Tshuva is estimated by Forbes to be worth $3.5 billion. As a contractor, he profited from the construction boom during the immigration of Russian Jews to Israel in the 1990s. The 60-year- old took over Delek, Israel’s No. 2 oil and gas company, in 1998.


Delek Real Estatehas about 2.8 billion shekels in outstanding bonds, according to the Tel Aviv Stock Exchange. Africa Israel has 7 billion shekels, according to the company.

Their bonds were snapped up in oversubscribed offerings, and were the most-traded notes on the stock exchange in October, according to Bank Hapoalim Ltd.

In April 2007, Delek Real Estate bought 47 hotels in the U.K. operated by Marriott International Inc. It also acquired RoadChef Motorway Holdings Ltd., a U.K. operator of highway service stations, for $738 million and owns the building leased to Britain’s Foreign Office.

Israelis hold about 220 billion shekels in provident funds and employee benefit funds, the Finance Ministry said. Through November, provident funds lost an average 17.8 percent. The long-term investments account for about 30 percent of the 200 billion-shekel corporate bond market.


The losses have investors heading for the exits. About 3.5 billion shekels were redeemed from provident funds in October, according to Meitav Investments & Securities Ltd., which tracks the industry.
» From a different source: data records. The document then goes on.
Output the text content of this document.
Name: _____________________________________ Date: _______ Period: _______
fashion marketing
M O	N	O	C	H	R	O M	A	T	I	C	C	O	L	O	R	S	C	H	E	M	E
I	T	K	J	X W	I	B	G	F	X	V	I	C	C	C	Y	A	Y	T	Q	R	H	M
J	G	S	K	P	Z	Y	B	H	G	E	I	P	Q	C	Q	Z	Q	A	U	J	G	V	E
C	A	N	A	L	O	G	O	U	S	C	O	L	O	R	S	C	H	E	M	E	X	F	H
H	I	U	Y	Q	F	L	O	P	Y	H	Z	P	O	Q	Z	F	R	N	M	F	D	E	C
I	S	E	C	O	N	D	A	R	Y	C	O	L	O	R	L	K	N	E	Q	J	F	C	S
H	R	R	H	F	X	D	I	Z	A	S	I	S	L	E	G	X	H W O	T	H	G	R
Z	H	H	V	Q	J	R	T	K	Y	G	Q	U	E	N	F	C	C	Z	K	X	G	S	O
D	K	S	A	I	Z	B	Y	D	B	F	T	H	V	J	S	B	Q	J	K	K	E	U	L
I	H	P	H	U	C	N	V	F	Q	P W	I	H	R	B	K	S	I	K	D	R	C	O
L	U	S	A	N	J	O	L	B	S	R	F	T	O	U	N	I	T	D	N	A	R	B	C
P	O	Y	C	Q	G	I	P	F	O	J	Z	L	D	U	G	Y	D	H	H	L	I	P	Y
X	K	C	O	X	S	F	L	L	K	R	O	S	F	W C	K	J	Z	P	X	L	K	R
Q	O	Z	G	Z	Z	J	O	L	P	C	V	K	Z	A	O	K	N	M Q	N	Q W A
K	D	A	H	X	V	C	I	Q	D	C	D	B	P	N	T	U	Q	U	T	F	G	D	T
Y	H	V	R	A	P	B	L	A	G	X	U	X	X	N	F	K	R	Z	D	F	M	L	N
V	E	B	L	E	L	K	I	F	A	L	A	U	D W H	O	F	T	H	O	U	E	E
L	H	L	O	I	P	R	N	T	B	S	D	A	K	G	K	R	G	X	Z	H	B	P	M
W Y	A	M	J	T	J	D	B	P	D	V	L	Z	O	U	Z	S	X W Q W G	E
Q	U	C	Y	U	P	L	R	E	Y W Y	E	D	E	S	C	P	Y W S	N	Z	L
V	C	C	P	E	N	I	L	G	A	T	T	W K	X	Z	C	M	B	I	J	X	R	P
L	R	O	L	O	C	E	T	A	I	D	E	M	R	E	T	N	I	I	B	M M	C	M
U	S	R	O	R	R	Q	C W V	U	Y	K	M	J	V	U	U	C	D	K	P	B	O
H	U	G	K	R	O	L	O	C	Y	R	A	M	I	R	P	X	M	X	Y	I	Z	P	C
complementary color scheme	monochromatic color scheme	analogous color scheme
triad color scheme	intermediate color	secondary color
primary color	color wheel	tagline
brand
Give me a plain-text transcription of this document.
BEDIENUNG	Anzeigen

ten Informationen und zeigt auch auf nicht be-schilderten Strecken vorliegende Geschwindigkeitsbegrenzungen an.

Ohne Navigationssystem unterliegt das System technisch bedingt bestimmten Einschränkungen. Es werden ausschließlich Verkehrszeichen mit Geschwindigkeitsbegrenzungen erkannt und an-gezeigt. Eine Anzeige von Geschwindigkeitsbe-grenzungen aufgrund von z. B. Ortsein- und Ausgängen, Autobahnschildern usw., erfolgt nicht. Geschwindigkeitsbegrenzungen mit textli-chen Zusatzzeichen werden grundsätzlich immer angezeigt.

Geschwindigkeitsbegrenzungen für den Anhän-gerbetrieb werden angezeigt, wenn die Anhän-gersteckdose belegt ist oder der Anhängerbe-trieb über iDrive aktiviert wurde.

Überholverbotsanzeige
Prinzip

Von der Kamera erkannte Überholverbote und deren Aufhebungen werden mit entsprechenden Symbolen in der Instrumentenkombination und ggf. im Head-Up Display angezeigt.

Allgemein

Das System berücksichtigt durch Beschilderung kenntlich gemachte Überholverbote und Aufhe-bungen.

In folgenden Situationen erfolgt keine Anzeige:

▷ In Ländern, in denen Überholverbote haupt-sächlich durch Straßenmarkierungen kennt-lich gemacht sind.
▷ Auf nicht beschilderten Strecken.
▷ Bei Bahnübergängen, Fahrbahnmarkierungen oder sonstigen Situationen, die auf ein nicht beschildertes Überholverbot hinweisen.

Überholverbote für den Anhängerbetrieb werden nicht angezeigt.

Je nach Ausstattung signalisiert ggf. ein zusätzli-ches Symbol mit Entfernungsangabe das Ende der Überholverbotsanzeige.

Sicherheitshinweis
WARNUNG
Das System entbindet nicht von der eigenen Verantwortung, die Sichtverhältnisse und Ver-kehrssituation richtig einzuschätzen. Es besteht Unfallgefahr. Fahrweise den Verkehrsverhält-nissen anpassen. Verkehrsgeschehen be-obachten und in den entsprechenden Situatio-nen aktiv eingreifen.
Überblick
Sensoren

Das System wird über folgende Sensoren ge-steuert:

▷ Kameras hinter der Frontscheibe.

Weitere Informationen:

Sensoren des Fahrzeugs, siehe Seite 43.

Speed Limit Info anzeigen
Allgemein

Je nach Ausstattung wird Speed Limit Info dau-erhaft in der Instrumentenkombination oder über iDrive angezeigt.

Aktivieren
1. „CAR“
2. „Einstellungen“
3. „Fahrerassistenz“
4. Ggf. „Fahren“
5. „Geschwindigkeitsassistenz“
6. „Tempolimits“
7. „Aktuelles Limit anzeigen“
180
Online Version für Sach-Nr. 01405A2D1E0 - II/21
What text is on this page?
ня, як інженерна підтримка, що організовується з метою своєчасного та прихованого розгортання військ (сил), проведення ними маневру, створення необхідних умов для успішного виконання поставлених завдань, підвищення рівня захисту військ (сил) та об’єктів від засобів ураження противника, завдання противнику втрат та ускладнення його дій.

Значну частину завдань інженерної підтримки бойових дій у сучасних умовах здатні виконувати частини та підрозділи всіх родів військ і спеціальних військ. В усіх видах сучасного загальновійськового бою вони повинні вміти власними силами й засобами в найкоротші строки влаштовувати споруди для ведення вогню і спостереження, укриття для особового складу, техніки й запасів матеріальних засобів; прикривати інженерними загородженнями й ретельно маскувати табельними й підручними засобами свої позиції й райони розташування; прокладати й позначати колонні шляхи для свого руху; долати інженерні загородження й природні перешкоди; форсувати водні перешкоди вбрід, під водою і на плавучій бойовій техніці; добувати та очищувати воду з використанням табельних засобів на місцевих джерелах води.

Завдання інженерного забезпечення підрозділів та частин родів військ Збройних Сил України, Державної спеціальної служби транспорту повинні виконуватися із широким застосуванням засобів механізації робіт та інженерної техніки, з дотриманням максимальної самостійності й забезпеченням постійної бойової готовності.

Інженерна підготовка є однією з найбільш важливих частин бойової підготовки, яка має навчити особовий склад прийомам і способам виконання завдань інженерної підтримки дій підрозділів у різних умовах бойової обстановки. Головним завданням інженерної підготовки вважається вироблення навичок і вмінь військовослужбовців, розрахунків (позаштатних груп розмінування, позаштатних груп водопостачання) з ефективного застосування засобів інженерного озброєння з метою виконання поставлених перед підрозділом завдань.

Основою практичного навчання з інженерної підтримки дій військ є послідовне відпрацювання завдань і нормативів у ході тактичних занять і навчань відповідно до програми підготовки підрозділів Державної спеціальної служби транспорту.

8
On Dec. 14, the cabinet approved a plan by Prime Minister Ehud Olmert to guarantee pensions and long-term savings up to 750,000 shekels, or about $193,000, for people age 57 and older. He said the aim was to provide a monthly income equal to the country’s average wage, which is 8,210 shekels.

The decision came after the Histadrut labor federation, which represents more than a quarter of Israel’s workforce, threatened a nationwide strike. The government didn’t estimate a cost for the program.

During the deregulation of the capital markets in 2003, the non-bank credit market expanded as union pension funds were privatized and the banks were forced to sell their asset- management units, creating a new class of institutional investors who had previously invested mainly in government debt.
On Tuesday, I had a meeting with one of the pension funds and they told me that they are investing only in government bonds. The question is whether the government will be able to pay its debts. The big objection right now to the pension bailout is that if you make more than NIS 8,210 per month, you get nothing. But expanding the plan to cover that minimum amount for everyone (which would be a fairer solution) would cost more in taxes, and raising taxes would totally stifle business or drive even more of it underground. An astounding amount of business is done here on a cash basis and is never reported to the tax authorities, and the basic assumption is that unless you are an employee working only one job, you are cheating on taxes. And don't expect the government to cut other spending to pay for pension coverage - the Histadrut has its fingers in too many pots to allow that to happen.

I wonder what the odds are on Netanyahu being Finance Minister in the next government. He seems to be the only one who can put a stop to the handouts.